The meeting of the Literary Society was just about to get underway when the young man sitting next to me stood up and socked me in the face. The impact knocked my glasses across my nose and stung my cheek. He finished pulling off his jacket and sat back down next to me. I rearranged my glasses on the bridge of my nose and thought, Aha!
Over the next hour, I paid no attention to what was happening at the podium. Instead I zeroed in on the vibrations from the fellow’s bouncing knee beside me. He shifted his posture continuously throughout the presentation. Every fifteen seconds or so he cleared his throat with a sort of guttural growl. With each new quirk I grew to like him more and more. He was so much like my own son.

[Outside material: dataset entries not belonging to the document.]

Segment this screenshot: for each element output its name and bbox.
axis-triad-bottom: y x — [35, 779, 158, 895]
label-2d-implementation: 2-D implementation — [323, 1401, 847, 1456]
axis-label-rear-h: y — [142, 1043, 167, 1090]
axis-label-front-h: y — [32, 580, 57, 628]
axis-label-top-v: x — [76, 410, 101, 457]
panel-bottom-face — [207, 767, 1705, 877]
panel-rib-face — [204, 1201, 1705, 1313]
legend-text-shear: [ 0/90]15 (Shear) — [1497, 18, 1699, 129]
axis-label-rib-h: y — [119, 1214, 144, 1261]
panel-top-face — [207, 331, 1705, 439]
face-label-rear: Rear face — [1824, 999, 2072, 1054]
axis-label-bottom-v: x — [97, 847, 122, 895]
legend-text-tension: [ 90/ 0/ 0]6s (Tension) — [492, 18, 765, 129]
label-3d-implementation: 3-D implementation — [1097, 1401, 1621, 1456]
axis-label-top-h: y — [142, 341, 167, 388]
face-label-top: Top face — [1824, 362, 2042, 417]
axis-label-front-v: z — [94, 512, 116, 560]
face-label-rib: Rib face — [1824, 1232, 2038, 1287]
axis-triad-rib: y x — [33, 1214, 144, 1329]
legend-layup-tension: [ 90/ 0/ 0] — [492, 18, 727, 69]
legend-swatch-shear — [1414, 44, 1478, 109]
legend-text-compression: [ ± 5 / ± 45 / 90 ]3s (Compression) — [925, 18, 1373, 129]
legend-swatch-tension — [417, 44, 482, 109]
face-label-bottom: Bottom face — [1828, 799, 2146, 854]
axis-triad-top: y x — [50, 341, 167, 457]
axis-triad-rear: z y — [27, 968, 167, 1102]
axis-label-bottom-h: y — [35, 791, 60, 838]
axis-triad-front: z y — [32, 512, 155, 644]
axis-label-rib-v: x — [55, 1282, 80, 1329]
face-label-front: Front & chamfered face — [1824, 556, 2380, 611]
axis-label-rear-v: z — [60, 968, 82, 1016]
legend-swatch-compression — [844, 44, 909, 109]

The face of autism is changing. 500,000 children who fit somewhere along the autism spectrum today will become adults in the next decade. There was a time when my fragile little boy fit into the bend of my knee and I believed he would always be safe there. During those years, hard-wired to protect him, my husband and I, and often David’s two older brothers, stepped in as his champions. But that child is no longer a child. My David is one of many young Americans who have come of age in the Age of Autism, and it’s time to change the conversation.
We must turn the wheel beyond blessing and blaming, causes and cures to the very “right now” of creating opportunities for a decent quality of life for these young adults — because young adults with autism are entitled to private lives just like you and me. Of course, independence involves the dignity of risk. And that means letting go. It hasn’t been easy but I have found failure has been a great and empowering lesson in my son’s life. Especially when it comes with a “do-over.” And who among us parents doesn’t want to be able to say to our adult children, “Go lead your own life.”? In a perfect world, it’s the natural order of things. But I have never met anyone who lives in a perfect world.

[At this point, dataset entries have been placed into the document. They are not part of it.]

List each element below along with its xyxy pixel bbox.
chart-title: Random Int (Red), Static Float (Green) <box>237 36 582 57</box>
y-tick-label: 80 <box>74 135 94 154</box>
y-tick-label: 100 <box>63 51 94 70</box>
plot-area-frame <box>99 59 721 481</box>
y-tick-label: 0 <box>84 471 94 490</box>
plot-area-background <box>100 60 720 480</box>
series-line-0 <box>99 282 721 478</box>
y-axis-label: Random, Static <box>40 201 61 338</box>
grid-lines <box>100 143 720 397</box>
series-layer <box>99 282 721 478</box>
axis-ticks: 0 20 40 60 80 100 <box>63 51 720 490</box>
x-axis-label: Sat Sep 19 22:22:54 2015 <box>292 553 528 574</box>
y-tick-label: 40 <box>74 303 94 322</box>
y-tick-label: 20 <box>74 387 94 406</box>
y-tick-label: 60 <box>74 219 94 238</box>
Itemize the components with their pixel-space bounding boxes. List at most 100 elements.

Moving forward, the greatest obstacle the autism community faces is apathy. The best way to counter this is education of the general public. That means autism awareness not only in the schools, but also in the job market, the housing industry, the health system, the courts, and quite certainly the police force. But it also means making room for the autistic worker in the cubicle beside your own. You know who I mean. The quirky employee who jostles your arm and spills your coffee, then walks on by. Jot this down: a sense of humor helps unruffle everybody’s feathers.
Let me tell you a little more about my David. He is a fine looking six-footer with a five o’clock shadow and distant brown eyes. At 24, he has “aged-out” of the special education system, an inevitability that we gave shockingly little thought to while battling school policies and school bullies — the quotidian conflicts parents of autistic children spend so much energy on. Wow. It all seemed so important at the time.

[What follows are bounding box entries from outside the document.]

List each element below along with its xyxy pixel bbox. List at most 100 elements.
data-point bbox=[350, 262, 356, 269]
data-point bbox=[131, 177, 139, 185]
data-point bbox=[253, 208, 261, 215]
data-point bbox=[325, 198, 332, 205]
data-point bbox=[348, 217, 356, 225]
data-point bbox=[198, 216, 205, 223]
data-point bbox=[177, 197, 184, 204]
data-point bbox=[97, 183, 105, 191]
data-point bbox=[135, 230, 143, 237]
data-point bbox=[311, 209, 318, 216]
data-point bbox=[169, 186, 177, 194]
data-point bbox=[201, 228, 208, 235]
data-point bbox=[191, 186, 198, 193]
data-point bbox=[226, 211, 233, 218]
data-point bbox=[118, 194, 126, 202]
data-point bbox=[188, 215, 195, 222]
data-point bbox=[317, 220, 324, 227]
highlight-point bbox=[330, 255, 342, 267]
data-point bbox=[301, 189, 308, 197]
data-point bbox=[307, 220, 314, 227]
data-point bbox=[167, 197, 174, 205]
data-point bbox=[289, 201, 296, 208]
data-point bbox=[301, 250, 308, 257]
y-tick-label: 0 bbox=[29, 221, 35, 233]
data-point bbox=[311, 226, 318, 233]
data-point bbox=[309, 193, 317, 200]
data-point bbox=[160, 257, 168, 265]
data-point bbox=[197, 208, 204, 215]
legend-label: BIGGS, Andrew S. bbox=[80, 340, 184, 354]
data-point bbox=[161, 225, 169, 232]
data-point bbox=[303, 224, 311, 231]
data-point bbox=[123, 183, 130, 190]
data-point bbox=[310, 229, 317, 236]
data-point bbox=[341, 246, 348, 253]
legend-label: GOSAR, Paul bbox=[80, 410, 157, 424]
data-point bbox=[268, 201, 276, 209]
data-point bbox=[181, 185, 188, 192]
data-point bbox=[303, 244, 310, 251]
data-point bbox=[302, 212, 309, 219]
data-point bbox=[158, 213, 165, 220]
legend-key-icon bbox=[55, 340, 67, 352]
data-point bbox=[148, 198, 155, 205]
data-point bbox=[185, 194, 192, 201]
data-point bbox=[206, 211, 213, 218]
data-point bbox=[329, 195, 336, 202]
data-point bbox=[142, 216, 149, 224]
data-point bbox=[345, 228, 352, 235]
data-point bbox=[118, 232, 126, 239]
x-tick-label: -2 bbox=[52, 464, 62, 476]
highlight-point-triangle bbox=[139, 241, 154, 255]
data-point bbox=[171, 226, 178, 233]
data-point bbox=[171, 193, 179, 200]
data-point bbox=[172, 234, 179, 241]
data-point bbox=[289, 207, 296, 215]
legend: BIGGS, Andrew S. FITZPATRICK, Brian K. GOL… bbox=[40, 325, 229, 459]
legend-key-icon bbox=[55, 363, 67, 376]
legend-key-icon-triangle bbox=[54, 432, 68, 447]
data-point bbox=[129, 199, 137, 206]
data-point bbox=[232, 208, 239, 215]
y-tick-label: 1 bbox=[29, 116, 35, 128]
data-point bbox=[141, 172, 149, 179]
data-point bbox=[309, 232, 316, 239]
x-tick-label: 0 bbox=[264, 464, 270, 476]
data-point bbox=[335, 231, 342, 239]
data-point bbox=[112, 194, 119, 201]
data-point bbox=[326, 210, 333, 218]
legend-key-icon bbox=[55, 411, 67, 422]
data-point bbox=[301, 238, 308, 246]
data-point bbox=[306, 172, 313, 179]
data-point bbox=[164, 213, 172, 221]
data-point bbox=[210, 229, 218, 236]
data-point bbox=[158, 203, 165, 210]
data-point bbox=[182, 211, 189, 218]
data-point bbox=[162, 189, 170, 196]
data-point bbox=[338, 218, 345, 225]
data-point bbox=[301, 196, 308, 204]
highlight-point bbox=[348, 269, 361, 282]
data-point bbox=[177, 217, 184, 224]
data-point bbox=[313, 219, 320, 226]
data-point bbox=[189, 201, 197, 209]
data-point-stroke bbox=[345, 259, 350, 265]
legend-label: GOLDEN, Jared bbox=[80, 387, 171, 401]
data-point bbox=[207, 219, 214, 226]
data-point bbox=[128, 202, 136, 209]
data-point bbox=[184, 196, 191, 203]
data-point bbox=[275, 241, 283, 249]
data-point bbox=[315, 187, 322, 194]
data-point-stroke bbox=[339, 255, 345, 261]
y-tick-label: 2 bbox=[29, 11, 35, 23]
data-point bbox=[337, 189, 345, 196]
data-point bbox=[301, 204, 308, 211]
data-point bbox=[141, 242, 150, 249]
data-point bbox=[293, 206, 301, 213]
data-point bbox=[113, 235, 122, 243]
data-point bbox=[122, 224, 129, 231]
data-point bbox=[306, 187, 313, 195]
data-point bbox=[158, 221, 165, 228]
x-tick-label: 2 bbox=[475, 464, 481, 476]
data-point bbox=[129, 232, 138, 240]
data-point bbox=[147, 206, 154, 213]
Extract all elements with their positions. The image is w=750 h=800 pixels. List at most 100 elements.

But now, after all those exhausting years, our known opponents have disappeared, only to be replaced by the devils we don’t know. But what we learned was that we should have kept our son in public school and our money in our wallet because we are going to need it for what happens next. Because what happens next is the rest of David’s life.
I haven’t provided you with a solution here because, as members of my tribe are quick to point out, if you’ve met one autistic child, well, then you’ve met one autistic child. Of course, early intervention is key, but there really is no best way for a particular person on the autism spectrum to live his or her life.
Still, you might want to tuck this thought away: Your loved one’s life is about all of the choices you will make together and not just the early ones. Whether it’s protecting him from an unscrupulous school bully or fighting for the right to competitive employment, the choices he makes going forward will create the map to a life he must one day call his own.
Roots and wings, folks. It’s the best we can do.